Walter had advanced lung cancer and was hospitalized for altered mental status (AMS) and pain. He was half way through palliative radiation (XRT), but it was put on standby because his confusion made it impossible for him to hold still for his treatment. His delirium was disturbing to the family, yet they retained hope. If he calmed down, he could continue XRT and his condition would improve.

“Can’t we just give him anesthesia so he can go to sleep and get his treatment?” It was a simple question. More than anything, they hoped he could complete his treatment.  In order for that to occur, they focused on how to get past the hurdle of him moving during XRT. If only it were that simple.
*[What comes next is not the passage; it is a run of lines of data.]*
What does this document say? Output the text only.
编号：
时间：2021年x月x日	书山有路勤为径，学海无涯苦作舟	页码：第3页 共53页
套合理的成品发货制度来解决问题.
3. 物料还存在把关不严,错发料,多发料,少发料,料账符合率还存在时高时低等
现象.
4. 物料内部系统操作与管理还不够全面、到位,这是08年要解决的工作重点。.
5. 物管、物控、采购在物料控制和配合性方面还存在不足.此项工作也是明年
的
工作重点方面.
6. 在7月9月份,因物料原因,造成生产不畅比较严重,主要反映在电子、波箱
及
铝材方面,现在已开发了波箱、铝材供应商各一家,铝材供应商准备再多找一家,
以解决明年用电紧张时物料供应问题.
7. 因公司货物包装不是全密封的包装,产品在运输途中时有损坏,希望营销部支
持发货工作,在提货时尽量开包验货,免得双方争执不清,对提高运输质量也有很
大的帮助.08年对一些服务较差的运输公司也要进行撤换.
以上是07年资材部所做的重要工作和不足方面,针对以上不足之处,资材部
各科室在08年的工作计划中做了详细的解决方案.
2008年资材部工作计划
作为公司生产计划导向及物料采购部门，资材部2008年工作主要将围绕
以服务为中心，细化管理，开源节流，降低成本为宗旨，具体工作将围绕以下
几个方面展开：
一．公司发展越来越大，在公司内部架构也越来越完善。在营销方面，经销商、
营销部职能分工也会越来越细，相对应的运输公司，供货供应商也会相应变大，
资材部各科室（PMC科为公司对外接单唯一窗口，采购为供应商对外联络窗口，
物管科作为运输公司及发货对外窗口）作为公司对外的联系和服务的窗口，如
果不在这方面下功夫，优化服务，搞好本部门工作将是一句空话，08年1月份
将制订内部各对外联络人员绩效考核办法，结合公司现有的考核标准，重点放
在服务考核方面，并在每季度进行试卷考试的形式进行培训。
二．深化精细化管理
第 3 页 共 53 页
The bigger picture was that in spite of chemo and radiation his disease had progressed to the point where he was agitated in a way that was not fixable. More radiation was not going to reverse the steady progression of his disease. He was dying, but he was strong at the same time. He pulled out his IV and repeatedly tried to climb out of bed. “See,” his son said, “he is very strong.” He was, but he wasn’t, too.

Sheila had a presumed diagnosis of pancreatic cancer. Presumed because she had not had a biopsy to confirm it. She was cachectic and too weak for treatment. Sheila said to her children and caregivers she had had a long life and did not want treatment. Her family agreed she could not tolerate treatment, yet they asked, “Don’t we need to know what exactly it is? Shouldn’t she have a biopsy?”